Where the word comes from

Gilbert Simondon used transduction for the operation by which an individual precipitates out of a préindividuel — a metastable field of unresolved potentials. The point was not that something “emerges” from something simpler. The point was that the field’s own vocabulary cannot name what comes next. The new individual is not a recombination of prior parts; it is the installation of a new set of dynamically autonomous variables.

Ontogony retains Simondon’s commitment and adds a thermodynamic spine: every transduction is a priced operation. There is no free precipitation.

The triad

A transduction always composes three functions, and all three are necessary:

  • Variation. A field tense with incompatible potentials, none yet selected. The supersaturated solution. The ion gradient. The unresolved difference.
  • Encounter. The dyadic event that carries the field across its threshold — the seed crystal touching the surface, the first binding event, the contingent local trigger. Brute and specific: this surface, this instant.
  • Mediation. The governance the encounter installs. Constraint propagating through the new domain — each newly incorporated element shaping the conditions for the next. Mediation is what turns an encounter into a regime.

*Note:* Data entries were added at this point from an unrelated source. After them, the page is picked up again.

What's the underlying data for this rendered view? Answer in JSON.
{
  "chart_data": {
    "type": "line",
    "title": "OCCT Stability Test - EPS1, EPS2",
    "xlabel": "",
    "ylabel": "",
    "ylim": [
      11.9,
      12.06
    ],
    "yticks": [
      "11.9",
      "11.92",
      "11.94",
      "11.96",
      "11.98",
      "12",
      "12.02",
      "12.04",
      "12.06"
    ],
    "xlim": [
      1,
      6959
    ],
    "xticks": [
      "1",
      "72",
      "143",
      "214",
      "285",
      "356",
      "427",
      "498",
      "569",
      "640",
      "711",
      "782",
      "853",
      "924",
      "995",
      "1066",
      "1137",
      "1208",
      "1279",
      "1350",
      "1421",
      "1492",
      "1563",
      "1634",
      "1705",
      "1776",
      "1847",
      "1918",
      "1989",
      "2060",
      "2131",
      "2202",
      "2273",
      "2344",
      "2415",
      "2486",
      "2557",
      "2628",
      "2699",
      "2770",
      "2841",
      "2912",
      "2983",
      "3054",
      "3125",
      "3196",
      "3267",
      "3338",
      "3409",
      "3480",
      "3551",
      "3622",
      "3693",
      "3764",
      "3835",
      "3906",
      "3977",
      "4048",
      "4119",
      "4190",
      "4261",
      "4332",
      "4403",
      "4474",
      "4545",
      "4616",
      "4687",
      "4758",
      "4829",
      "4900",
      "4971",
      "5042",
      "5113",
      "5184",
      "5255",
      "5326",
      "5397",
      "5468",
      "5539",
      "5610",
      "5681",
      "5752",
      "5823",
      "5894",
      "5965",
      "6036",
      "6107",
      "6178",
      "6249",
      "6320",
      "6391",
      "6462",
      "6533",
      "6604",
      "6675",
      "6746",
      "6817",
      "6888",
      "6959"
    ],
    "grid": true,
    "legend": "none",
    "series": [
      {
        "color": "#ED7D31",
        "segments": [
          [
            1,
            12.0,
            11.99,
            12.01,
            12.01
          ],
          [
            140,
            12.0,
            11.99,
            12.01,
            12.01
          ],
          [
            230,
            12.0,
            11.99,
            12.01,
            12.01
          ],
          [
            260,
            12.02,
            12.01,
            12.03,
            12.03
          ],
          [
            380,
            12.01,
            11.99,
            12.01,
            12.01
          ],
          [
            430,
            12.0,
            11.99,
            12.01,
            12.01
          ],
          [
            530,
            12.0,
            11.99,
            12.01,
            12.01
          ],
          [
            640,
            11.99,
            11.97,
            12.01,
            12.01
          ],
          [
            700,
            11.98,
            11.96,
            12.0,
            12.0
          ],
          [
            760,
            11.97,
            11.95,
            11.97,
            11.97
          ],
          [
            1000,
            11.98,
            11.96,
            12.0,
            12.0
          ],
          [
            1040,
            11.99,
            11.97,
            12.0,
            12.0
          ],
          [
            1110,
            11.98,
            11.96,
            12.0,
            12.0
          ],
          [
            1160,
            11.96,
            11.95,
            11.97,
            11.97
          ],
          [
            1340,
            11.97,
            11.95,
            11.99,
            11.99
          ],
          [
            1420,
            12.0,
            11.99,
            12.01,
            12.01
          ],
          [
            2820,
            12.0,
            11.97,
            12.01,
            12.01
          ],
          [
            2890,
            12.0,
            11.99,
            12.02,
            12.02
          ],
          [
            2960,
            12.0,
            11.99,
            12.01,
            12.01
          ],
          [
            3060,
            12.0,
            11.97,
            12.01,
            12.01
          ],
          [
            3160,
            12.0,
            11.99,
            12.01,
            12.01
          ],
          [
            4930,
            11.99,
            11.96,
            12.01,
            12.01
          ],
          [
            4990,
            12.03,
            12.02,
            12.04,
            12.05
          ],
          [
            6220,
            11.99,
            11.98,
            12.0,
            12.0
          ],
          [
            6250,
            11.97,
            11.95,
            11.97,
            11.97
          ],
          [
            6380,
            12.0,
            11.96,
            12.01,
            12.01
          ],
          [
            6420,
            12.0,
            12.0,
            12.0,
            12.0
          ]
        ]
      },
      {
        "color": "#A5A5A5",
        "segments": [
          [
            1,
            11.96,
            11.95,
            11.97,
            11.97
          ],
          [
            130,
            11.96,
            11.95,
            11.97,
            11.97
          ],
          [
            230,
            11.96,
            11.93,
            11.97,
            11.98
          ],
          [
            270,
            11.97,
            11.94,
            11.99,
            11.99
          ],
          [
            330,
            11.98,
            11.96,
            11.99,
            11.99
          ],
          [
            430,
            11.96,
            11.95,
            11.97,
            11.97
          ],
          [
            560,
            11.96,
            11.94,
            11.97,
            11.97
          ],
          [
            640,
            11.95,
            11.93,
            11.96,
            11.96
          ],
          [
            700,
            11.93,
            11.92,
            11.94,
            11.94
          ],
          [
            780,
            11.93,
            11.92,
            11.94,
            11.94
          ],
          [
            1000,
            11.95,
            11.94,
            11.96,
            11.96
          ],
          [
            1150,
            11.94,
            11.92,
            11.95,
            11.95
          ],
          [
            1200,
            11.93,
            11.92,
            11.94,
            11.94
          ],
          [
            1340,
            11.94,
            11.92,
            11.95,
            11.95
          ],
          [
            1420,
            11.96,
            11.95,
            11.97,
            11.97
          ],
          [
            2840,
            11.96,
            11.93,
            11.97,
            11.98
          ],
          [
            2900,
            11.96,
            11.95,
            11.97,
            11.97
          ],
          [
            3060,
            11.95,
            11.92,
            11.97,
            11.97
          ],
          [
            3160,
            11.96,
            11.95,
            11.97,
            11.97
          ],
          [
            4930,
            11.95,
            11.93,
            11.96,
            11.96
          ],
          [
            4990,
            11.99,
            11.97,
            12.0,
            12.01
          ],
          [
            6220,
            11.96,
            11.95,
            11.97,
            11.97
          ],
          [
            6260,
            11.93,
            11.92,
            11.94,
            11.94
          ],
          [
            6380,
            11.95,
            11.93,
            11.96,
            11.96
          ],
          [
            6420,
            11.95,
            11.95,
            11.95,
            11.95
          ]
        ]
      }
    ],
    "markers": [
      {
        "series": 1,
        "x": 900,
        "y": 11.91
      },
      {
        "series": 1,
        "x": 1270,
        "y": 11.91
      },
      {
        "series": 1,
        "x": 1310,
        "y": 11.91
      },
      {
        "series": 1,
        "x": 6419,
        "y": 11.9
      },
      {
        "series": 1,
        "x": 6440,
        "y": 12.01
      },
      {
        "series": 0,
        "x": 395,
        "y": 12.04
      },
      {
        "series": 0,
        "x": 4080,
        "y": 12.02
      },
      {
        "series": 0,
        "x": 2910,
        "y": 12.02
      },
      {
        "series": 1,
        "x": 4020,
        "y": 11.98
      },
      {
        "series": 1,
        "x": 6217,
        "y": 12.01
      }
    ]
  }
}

Strip any one of these and the configuration either equilibrates back into noise or fails to close. The triad is irreducible.

Why it matters

Transduction is the general operator the rest of Ontogony is built on. The same structural shape recurs at every register where something genuinely new comes into being:

  • A crystal precipitating from a supersaturated solution.
  • A cell installing a self-regenerating metabolic closure.
  • A nervous system bootstrapping a sensory-motor coupling.
  • A symbolic system installing a vocabulary its predecessors could not formulate.

These are not metaphorically related. They share a structure: a metastable field, a contingent encounter, and a mediation that installs a regime whose dominant variables were not constructible from the prior register. The cost of installation, and the cost of continued maintenance, are both measurable in joules.

What transduction is not

  • Not a phase transition that merely rearranges existing parts.
  • Not emergence in the loose, observer-relative sense.
  • Not a metaphor for “transformation in general.”

A phase transition can be a transduction (the crystal); it is one only when the post-transition regime is dynamically autonomous from the prior one. The distinction is operational, not stylistic.